-->

Inilah Perkara Pemilu yang Masuk dalam Ranah Hukum Pidana

perkara pidana dalam pemilu
Dalam pelaksanaan pemilu tentunya tak luput dari permasalahan hukum, tidak puasnya salah satu calon dengan hasil pemilu yang dikarenakan dianggap terjadi kecurangan dalam penyelenggaraan pemilu baik dalam kampanye ataupun dalam proses pemungutan suara maupun penghitungan suara. Apa saja perkara-perkara pemilu yang masuk dalam ranah pidana ? inilah penjelasannya.
Sebenarnya Perkara pemilu bisa masuk ranah pidana sepanjang tindakan yang dilakukan merupakan pelanggaran terhadap ketentuan pidana yang diatur dalam UU 42/2008. Penyelesaian pelanggaran pidana dilaksanakan melalui pengadilan dalam lingkungan peradilan umum.
Sebagai contoh, ada anggota KPU yang melanggar kewajibannya untuk menindaklanjuti temuan Bawaslu, maka ia dapat diancam pidana berdasarkan Pasal 205 UU 42/2008:

Setiap anggota KPU yang tidak menindaklanjuti temuan Bawaslu dalam melaksanakan verifikasi kebenaran dan kelengkapan administrasi Pasangan Calon sebagaimana dimaksud dalam Pasal 26 ayat (3), dipidana dengan pidana penjara paling singkat 6 (enam) bulan dan paling lama 36 (tiga puluh enam) bulan dan denda paling sedikit Rp6.000.000,00 (enam juta rupiah) dan paling banyak Rp36.000.000,00 (tiga puluh enam juta rupiah).
 
Misalnya, Panitia Pemungutan Suara (PPS) wajib memampang hasil pemungutan suara dari seluruh TPS yang ada di kelurahan atau desa yang menjadi wilayahnya. Untuk membuktikan apakah penyelenggara Pemilu tingkat kelurahan atau desa itu sudah melakukan kewajibannya, maka pengawas Pemilu tinggal melihat apakah hasil pemungutan suara seluruh TPS itu sudah dipajang di kantor Kelurahan atau belum.

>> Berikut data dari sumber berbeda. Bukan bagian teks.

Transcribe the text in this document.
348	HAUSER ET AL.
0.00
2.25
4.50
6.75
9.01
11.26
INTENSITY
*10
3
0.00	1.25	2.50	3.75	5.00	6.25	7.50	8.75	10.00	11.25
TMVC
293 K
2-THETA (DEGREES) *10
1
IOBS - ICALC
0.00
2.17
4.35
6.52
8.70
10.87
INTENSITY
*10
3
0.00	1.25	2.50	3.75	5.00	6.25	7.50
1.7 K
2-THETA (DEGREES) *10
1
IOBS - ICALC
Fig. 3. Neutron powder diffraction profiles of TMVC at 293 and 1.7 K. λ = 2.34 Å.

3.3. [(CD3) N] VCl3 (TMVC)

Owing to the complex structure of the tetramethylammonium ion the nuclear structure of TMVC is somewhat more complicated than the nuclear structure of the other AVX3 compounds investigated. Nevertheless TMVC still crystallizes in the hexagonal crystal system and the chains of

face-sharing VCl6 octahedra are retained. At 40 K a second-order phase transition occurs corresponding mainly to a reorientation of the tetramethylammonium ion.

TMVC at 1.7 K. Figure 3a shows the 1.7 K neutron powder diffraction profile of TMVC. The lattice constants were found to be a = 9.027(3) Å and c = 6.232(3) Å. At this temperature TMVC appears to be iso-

Jika PPS belum memampang hasil pemungutan suara  pengawas dapat menindaklanjuti temuan itu ke ranah pidana.
Beberapa contoh lain pelanggaran pemilu presiden yang dapat dikategorikan sebagai tindak pidana adalah sebagai berikut:
1.    Menggunakan fasilitas pemerintah, tempat ibadah dan tempat pendidikan untuk berkampanye.
2.    Mengikutsertakan PNS, TNI, Polri dan Kepala Desa dalam kampanye.